The ongoing COVID-19 pandemic has affected elective colorectal cancer (CRC) surgical practices, and its impact on mortality after CRC surgical resections has been slowly emerging.  Early on, studies done in Italy and the United Kingdom presented specific recommendations in hopes of reducing the impact on CRC surgical outcomes, but have yet to conclude which of the proposed ideas can be implemented.

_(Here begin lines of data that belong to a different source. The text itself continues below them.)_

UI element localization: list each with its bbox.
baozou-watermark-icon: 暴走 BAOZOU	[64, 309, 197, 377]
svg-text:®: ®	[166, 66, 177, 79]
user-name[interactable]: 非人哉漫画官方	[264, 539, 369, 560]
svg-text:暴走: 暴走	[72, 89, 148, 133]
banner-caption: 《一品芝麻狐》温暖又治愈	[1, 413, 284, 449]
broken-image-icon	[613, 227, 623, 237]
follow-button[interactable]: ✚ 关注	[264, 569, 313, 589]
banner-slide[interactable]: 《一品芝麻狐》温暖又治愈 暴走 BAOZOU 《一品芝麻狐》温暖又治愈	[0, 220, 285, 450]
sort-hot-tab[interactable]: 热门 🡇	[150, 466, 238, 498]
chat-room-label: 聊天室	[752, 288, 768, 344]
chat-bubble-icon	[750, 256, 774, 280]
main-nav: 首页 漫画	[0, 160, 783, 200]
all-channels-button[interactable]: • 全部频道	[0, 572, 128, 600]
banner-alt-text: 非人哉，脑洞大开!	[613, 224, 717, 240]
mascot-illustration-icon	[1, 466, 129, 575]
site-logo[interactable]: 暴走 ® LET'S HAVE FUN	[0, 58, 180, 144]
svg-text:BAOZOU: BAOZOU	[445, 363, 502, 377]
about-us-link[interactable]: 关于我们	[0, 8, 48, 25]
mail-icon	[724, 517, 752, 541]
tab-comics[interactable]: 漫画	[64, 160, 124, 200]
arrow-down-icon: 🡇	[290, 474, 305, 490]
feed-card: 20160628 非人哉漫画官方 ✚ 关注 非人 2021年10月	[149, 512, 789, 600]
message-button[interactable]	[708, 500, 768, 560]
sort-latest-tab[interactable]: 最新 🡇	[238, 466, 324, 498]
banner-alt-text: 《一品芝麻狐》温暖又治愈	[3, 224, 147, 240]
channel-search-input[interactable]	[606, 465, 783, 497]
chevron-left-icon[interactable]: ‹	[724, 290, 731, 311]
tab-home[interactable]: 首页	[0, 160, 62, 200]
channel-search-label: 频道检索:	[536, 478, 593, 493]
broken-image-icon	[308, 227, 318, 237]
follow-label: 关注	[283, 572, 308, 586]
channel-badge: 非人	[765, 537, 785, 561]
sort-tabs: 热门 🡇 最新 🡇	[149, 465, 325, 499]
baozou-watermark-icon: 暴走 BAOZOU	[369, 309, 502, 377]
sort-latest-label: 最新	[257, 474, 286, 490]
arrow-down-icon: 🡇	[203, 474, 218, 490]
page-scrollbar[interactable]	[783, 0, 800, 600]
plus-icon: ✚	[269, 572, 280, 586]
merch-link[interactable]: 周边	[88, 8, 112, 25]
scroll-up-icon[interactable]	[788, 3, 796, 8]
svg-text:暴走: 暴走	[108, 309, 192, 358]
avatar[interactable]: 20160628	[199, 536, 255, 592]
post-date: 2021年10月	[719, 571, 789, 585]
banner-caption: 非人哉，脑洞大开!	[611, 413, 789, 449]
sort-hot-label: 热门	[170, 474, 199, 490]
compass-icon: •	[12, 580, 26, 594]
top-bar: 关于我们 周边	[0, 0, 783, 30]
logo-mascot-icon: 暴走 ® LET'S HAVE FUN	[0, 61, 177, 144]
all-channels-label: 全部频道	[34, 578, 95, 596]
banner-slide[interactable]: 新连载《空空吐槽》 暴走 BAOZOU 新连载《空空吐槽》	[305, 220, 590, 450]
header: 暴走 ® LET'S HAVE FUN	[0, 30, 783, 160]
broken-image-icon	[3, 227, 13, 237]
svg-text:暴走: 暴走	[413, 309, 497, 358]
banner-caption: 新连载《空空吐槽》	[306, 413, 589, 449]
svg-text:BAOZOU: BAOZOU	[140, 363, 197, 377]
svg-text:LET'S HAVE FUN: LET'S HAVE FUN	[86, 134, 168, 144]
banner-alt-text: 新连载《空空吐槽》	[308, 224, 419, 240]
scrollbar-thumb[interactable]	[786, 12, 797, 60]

During the early weeks of the pandemic, there was uncertainty surrounding the influence of the SARS-CoV-2 virus on CRC surgical patients as well as intensive care capacity. Various recommendations were put in place to alter CRC surgical practices, which in turn would help reduce mortality. Researchers in Italy proposed that a benefit of changing surgical practices would be that it would reduce postoperative complications such as anastomotic leaks. They hypothesized that laparoscopic surgery for CRC would be the answer, although there remains a lot of uncertainty in regards to whether or not the SARS-CoV-2 virus would survive in the CO2

used for the surgery. Hematologists in the U.K. suggested that another benefit would be to decrease the need for intensive care at a time when hospital resources are being redirected towards the pandemic. A third benefit would be to reduce complications which would drastically reduce the length of hospital stay while releasing bed space, which would in turn reduce the risk of hospital-acquired infections. Despite the benefits of the proposed changes in CRC surgical practices, elective CRC surgeries must continue in order to prevent delayed operations and/or an increase in emergency procedures at a later time. 

A cohort study at the University of Birmingham, U.K., conducted by Bhangu. A et a,l analyzed patients undergoing CRC resection without any suspicion of COVID-19. The data were collected on eligible patients from the first recorded case of COVID-19 through April 19, 2020. Eligible patients were 18 years and older, looking to undergo elective CRC surgery. The study particularly focused on patients who had a stoma, in which their surgeons were asked if this was their “normal practice” or a “change in practice due to COVID-19.” Patients with a stoma with a change in practice due to COVID-19 were labelled as “COVID-end-stoma.” The study concluded that the rate of stoma formation was 34.2% as opposed to the 27.2% which was seen before the pandemic started. A total of 1.8% of patients died within 30 days of surgery, 3.8% went onto develop postoperative COVID-19, and 4.9% had an anastomotic leak. While anastomotic leaks were lower pre-pandemic (4.9% vs 7.7%) and length of hospital stays was shorter (6 vs 7 days), mortality was higher post-pandemic (1.7% vs 1.1%). The causes of change in practice in patients who had a COVID-stoma were recommendations from specialty associations, to avoid possible complications requiring critical care, wish to reduce length of inpatient stay, fear of patients suffering from a SARS-CoV-2 infection postoperatively, lack of access to postoperative intensive care, and very difficult working conditions with donning full PPE.

Alterations in surgical practices for CRC surgeries is an effort to decrease the duration of surgery, resource usage, and hospital stay.